Tensions in the marriage erupt because Lennie is bisexual and can’t give up his male lovers. (At one stage, we see him playing percussion on his boyfriend’s buttocks). He adores Felicia but betrays her. She thinks she understands his nature and can deal with his infidelity, but ultimately ends up devastated by his deceptions.
Early scenes are shot in black and white. Like Lady Gaga’s Ally Maine in A Star is Born, Bernstein enjoys a meteoric rise. He fills in at very short notice when the conductor of the New York Philharmonic falls ill, cementing his reputation in the process. He is only 25 at the time, a young bohemian on the make.
Bernstein is prodigiously talented but often far too busy socialising or teaching students to do justice to his own gifts. He’s ambitious, sometimes ruthless and yet has a laidback bonhomie that marks him out as very different from the hard-driving fictional conductor played by Cate Blanchett in last year’s Oscar contender, Tar. He is the type of man so desperate for company that he won’t even lock the bathroom door.
Author Tom Wolfe famously satirised Bernstein as embodying “radical chic”. He was a wealthy, privileged New Yorker who hosted swanky parties for the Black Panthers at which he would serve little Roquefort cheese morsels rolled in crushed nuts. Cooper goes in far more gently on the conductor than Wolfe did but leaves us in no doubt that Bernstein enjoyed being around people from all sorts of backgrounds, sometimes to the detriment of his work.
In its weaker moments, the film offers lacklustre recreations of moments in Bernstein’s career that can be found online in old YouTube clips. For instance, we see him and Felicia interviewed at home on TV by renowned broadcaster Ed Murrow. It’s an intriguing scene but doesn’t add anything that isn’t already there in the original Murrow show.
Nonetheless, Cooper is an inventive director with an eye for a striking shot. He generally finds original ways to frame scenes. Several of the most heated spats between Bernstein and Felicia take place in the bedroom, as he is changing his socks or folding his trousers. There’s a devastating moment of betrayal in which Bernstein is spotted by Felicia at the end of a corridor in an embrace with his lover Tommy (Gideon Glick). She doesn’t say anything and he tries to pass it off as nothing important, but it’s at this point their marriage begins to unravel.
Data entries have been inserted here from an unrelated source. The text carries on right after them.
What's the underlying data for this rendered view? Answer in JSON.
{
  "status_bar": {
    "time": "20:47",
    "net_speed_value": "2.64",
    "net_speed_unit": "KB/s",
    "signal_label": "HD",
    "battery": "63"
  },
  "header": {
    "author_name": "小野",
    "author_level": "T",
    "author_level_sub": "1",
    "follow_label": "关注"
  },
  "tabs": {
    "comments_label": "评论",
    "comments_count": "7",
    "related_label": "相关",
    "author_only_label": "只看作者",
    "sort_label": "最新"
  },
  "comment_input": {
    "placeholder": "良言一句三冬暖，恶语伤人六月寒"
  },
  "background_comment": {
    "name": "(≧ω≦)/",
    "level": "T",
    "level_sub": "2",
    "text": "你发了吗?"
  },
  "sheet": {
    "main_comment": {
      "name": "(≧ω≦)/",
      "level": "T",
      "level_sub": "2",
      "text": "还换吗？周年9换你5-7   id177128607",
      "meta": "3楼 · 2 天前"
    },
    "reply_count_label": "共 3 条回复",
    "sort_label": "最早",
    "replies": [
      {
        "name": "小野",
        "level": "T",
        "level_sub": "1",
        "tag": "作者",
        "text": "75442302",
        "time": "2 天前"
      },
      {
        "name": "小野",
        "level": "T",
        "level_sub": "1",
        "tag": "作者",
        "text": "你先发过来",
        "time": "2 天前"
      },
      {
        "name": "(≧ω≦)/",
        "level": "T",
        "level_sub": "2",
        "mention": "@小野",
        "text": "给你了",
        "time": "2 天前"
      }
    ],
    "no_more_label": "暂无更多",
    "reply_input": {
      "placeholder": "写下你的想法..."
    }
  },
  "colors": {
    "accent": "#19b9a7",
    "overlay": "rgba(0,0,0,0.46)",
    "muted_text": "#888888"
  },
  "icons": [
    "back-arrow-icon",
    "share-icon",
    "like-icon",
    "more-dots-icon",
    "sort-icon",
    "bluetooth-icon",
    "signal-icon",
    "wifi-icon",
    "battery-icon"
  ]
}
Cooper also uses moments from Bernstein’s work, for example, sailors hoofing it up in On the Town, to reveal details about his life. As an actor, he goes to extreme lengths to portray Bernstein accurately. He is shown playing the piano seemingly very proficiently. Everything about his performance from the hair to the gestures to that already notorious nose has clearly been thought about deeply. This, though, isn’t one of those biopics portraying a long-suffering artist tormented by his own gifts. In order to create, Bernstein needs the music to “sing in” him. He is at his best when he is happiest – and he is at his happiest when Felicia is by his side.
“A work of art does not answer questions. It provokes them; and its essential meaning is in the tension between the contradictory answers,” Bernstein famously said, in a quote that features in the film (produced by Martin Scorsese and Steven Spielberg). Fittingly, then, we never learn exactly what makes Bernstein tick. Cooper shows us his subject’s mix of magnetism, volatility and childlike egotism but he remains a strangely elusive figure. It’s left to Mulligan’s Felicia to crack the film’s sometimes too-shiny facade and to give its story some bruising emotional depth.
Dir: Bradley Cooper. Starring: Carey Mulligan, Bradley Cooper, Matt Bomer, Maya Hawke, Sarah Silverman, Michael Urie. 15, 129 minutes.